Ça fait presque 50 ans, alors dans la tête de Paul Wieland, les détails sont parfois un peu flous. Mais il se souvient très bien d’un bout de phrase, prononcé par son directeur général au bout de la table : « Et si on essayait quelque chose de cinglé ? »

L’année, c’est 1974, et la scène se déroule en plein repêchage de la Ligue nationale de hockey (LNH).
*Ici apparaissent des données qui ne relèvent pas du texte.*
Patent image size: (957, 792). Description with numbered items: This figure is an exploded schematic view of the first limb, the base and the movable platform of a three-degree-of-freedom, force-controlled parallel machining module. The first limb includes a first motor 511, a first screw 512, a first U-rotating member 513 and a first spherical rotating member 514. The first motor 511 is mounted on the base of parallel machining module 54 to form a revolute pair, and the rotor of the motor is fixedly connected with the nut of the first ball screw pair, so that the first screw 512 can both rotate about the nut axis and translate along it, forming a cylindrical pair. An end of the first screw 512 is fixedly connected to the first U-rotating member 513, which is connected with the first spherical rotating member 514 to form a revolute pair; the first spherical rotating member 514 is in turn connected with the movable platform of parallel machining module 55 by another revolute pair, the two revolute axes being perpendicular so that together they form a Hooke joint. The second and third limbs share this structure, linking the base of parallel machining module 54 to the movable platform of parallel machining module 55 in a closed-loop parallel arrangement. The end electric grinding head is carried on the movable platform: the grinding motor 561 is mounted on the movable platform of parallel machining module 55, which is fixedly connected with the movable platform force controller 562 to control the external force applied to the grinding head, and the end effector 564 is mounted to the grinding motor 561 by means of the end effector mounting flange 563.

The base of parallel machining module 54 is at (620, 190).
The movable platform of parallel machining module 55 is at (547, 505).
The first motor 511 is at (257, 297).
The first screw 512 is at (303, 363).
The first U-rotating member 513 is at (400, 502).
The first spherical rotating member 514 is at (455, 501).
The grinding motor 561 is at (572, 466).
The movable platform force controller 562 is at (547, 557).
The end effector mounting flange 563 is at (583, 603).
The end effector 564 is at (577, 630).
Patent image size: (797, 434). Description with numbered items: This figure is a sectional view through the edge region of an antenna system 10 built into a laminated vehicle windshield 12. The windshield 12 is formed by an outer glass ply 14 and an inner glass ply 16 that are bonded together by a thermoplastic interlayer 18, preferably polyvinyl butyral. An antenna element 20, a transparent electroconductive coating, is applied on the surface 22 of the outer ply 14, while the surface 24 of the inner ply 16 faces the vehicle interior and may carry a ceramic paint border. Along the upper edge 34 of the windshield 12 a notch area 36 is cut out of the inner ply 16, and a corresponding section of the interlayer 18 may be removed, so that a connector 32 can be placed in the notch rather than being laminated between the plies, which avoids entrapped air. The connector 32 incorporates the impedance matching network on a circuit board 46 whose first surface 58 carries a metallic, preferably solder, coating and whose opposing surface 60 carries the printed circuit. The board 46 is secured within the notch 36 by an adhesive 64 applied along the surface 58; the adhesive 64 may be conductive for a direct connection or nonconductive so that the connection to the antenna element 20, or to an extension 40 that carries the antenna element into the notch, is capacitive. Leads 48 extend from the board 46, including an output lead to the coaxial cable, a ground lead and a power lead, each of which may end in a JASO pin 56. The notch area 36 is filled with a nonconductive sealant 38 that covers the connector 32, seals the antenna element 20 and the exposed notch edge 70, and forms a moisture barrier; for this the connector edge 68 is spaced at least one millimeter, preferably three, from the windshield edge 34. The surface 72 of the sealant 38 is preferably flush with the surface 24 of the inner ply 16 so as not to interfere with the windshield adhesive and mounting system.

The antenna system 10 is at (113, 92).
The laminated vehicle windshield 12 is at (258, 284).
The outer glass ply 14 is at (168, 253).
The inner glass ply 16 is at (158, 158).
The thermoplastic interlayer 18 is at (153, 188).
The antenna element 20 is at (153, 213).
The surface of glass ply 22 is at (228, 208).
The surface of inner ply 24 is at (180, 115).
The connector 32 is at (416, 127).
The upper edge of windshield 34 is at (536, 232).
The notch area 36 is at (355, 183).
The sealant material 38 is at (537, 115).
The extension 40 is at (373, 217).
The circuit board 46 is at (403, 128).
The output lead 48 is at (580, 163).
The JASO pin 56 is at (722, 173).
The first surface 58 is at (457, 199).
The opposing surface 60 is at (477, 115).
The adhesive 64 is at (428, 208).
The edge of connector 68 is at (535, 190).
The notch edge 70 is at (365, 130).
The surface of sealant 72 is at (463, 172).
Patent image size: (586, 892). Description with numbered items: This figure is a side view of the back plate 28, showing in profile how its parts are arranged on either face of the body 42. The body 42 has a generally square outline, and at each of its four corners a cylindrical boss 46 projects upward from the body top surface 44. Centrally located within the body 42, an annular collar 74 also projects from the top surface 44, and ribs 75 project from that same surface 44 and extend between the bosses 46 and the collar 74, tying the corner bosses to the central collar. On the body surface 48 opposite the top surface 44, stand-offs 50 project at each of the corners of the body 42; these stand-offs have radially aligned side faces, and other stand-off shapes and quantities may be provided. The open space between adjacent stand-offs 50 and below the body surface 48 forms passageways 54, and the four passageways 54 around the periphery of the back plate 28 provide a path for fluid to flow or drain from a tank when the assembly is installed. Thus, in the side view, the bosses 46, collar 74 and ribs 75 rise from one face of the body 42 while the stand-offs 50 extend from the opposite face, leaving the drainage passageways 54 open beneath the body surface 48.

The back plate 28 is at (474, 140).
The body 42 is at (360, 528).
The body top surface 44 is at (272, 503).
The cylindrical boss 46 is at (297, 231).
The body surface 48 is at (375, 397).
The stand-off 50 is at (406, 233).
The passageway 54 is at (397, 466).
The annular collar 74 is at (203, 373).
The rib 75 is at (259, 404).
Vous croyez que ça traîne un peu, de nos jours, un repêchage de la LNH ? Eh bien, en 1974, ça traîne beaucoup, parce qu’en tout, les clubs, pour la plupart, vont choisir des espoirs pendant un total de 12 tours... y compris les Capitals de Washington, qui se rendront, seuls, jusqu’au 25e tour pour choisir un dernier joueur !

En tout, ça s’étire sur trois très longs jours, et c’est dans cette ambiance de lenteur, de lourdeur et de lassitude que le directeur général en question, George « Punch » Imlach, décide de passer à l’action avec ses adjoints, dans le petit bureau des Sabres à Buffalo. Les Sabres voulaient faire quelque chose de cinglé, et ils n’ont pas déçu : avec leur choix de 11e tour, le 183e au total, ils ont repêché Taro Tsujimoto.

Un joueur prétendument talentueux... dont le plus grand défaut aura été de n’avoir jamais existé.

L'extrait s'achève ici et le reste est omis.